Solar Power Desalination
UK to Get Its First Desalination Plant

By Mat Conway
Community Green Tips Grow News
July 22, 2007

During some of the wettest weather that Britain has seen in years the government
has just granted approval for the UK’s first desalination plant.

One of the staples of western society is clean water. Having it on demand is not
just a luxury but is important for the health of the population. There have not,
in the past, been worries about whether or not there will be enough water to
drink in London and the south of England. Instead water shortages have meant
cutting back on such things as washing cars or watering your garden.

But as the climate continues to change there are worries that this may not be
the case in the future. The new plant, to come online in 2009, will supply 140
million litres of clean drinking water every day – that’s enough for not much
fewer than one million people. That water will be taken from the Thames Estuary,
containnig a third as much salt as normal sea water. Thames Water hope to run
the plant off of renewable sources, probably biodiesel.

Government approval

The plant, being built in Beckton in east London is expected to run for 40% of
the time over the next 25 years. The initial construction costs are to be on the
order of £200 million.

Originally the plans by Thames Water were rejected by Ken Livingston, the Mayor
of London. He asked instead that they company should address the problems of
leakage within the capital which accounts for almost a third of the water produced.

He told the planning inquiry: "In my view, given the colossal amount of clean,
purified water currently leaking from London pipes - a staggering 915,000,000
litres every single day - and the pressing water scarcity in the city, this is
the most important issue of my second term as Mayor of London."

But this was later overturned by the Department of Environment, Food and Rural
Affairs and the Department of Communities and Local Government following a
public enquiry.

Richard Aylard, director of external affairs and sustainability at Thames Water,
said: "The desalination plant is a vital part of our plans to secure future
water supplies to the capital."


The plant has been greeted by most environmentalists with scepticism and rightly
so. The desalination plant uses more energy than conventional water plants and
it is not the way to tackle water shortages in the UK.

There are far better ways, for a start 6.5 times the amount of water produced by
the plant is lost from leaking pipes every day. In the long term fixing this
would be a far better solution both to meet water demands and for the environment.
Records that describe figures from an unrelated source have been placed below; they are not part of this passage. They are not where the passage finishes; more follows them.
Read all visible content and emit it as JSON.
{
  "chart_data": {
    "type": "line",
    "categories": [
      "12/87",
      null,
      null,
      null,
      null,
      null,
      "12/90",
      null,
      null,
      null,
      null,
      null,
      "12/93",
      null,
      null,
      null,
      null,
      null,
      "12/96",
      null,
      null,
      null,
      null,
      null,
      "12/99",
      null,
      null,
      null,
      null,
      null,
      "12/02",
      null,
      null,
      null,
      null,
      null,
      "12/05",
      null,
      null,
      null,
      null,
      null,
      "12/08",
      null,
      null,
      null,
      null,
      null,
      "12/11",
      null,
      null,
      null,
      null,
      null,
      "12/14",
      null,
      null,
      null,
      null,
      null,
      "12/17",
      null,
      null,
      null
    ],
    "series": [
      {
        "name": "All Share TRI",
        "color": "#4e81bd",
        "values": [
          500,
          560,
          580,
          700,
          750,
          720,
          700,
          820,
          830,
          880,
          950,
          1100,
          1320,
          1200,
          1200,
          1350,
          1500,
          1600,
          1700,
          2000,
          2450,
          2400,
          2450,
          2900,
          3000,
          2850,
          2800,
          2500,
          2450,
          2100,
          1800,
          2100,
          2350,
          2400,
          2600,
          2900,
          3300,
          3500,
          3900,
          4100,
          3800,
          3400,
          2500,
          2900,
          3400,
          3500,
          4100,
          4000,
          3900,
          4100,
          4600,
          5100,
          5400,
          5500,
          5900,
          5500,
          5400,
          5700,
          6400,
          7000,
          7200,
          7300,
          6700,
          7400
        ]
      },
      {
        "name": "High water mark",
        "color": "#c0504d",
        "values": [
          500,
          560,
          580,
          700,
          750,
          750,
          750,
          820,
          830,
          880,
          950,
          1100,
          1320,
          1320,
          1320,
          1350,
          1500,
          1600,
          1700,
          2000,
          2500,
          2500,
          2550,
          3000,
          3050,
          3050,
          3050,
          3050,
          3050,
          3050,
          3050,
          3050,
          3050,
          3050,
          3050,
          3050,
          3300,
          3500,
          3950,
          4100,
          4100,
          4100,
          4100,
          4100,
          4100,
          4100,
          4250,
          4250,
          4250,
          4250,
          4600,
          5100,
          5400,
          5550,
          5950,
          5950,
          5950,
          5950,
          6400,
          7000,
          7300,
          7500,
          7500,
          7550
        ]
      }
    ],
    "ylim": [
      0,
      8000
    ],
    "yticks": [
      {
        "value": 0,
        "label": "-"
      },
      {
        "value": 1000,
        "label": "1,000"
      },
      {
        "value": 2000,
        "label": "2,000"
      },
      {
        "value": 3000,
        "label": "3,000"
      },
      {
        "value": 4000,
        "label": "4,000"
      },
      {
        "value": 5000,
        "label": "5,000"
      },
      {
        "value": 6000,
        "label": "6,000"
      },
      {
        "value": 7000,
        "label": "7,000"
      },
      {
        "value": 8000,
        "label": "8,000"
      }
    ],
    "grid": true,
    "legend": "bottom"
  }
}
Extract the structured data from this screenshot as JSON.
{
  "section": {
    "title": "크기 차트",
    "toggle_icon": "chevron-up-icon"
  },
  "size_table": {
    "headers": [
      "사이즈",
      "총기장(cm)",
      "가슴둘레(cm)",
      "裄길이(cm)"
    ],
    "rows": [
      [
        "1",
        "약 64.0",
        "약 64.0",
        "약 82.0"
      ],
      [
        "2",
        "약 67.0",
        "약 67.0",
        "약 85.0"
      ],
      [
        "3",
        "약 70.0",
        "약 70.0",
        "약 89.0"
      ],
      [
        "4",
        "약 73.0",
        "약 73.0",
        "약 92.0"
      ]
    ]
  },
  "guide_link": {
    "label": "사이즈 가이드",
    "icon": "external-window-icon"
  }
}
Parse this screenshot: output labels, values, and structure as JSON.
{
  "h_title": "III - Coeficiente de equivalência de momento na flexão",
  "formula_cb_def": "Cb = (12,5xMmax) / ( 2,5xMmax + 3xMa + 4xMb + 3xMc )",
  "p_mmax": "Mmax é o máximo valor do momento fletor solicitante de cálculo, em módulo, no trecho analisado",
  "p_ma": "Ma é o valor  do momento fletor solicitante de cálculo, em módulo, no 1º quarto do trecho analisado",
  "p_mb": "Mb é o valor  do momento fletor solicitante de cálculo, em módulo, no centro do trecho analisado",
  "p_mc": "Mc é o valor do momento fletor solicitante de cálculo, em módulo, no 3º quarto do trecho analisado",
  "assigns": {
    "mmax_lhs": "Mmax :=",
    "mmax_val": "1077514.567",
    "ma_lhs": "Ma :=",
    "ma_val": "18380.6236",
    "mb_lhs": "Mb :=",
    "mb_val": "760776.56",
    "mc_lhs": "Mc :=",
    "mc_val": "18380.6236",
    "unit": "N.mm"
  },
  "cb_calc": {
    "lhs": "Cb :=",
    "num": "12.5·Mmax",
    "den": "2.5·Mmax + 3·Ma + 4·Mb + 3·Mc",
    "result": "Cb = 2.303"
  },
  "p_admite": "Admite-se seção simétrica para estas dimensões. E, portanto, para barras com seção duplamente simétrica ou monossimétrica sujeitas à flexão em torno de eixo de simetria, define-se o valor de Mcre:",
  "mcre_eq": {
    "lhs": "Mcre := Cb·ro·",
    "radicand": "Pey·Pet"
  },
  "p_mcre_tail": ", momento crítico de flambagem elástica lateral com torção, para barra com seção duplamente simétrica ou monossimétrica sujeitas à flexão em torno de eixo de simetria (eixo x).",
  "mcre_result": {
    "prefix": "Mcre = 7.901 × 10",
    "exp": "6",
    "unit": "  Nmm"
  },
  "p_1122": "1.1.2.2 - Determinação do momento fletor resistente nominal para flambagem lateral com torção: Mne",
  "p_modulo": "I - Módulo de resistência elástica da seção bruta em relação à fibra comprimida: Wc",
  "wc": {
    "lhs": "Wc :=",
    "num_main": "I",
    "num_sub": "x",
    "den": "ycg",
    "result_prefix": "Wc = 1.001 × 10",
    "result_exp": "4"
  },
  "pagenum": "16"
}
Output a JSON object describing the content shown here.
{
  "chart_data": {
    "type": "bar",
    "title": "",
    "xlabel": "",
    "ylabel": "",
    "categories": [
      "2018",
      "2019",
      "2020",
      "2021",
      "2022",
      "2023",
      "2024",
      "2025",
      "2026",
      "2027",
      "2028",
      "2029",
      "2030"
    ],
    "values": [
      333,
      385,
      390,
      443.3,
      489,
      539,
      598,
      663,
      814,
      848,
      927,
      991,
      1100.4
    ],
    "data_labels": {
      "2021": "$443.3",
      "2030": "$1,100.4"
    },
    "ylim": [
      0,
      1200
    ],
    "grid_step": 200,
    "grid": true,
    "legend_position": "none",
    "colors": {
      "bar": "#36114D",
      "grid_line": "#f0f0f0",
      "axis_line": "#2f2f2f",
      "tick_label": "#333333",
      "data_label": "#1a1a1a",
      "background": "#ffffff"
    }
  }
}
The United Kingdom, as seen in the last few weeks, is not a dry country, there
should never be a need for any desalination. Fifty percent of all clean, highly
treated drinking water is used for flushing toilets and washing clothes. By
harvesting rain water we could cut the amount of water that needs to be taken
from rivers by half.

“The government should instead conduct a bigger, strategic review of people's
water usage and work to reduce demand and leakage, introduce metering in homes
and encourage residents to install water-saving technology,” said Rob Oates from
the World Wildlife Fund.

So during a time in which the executives of Thames Water got a 66% pay rise
maybe we should be focussing more on our own usages and the company’s practices
instead of worrying about hose pipe bans.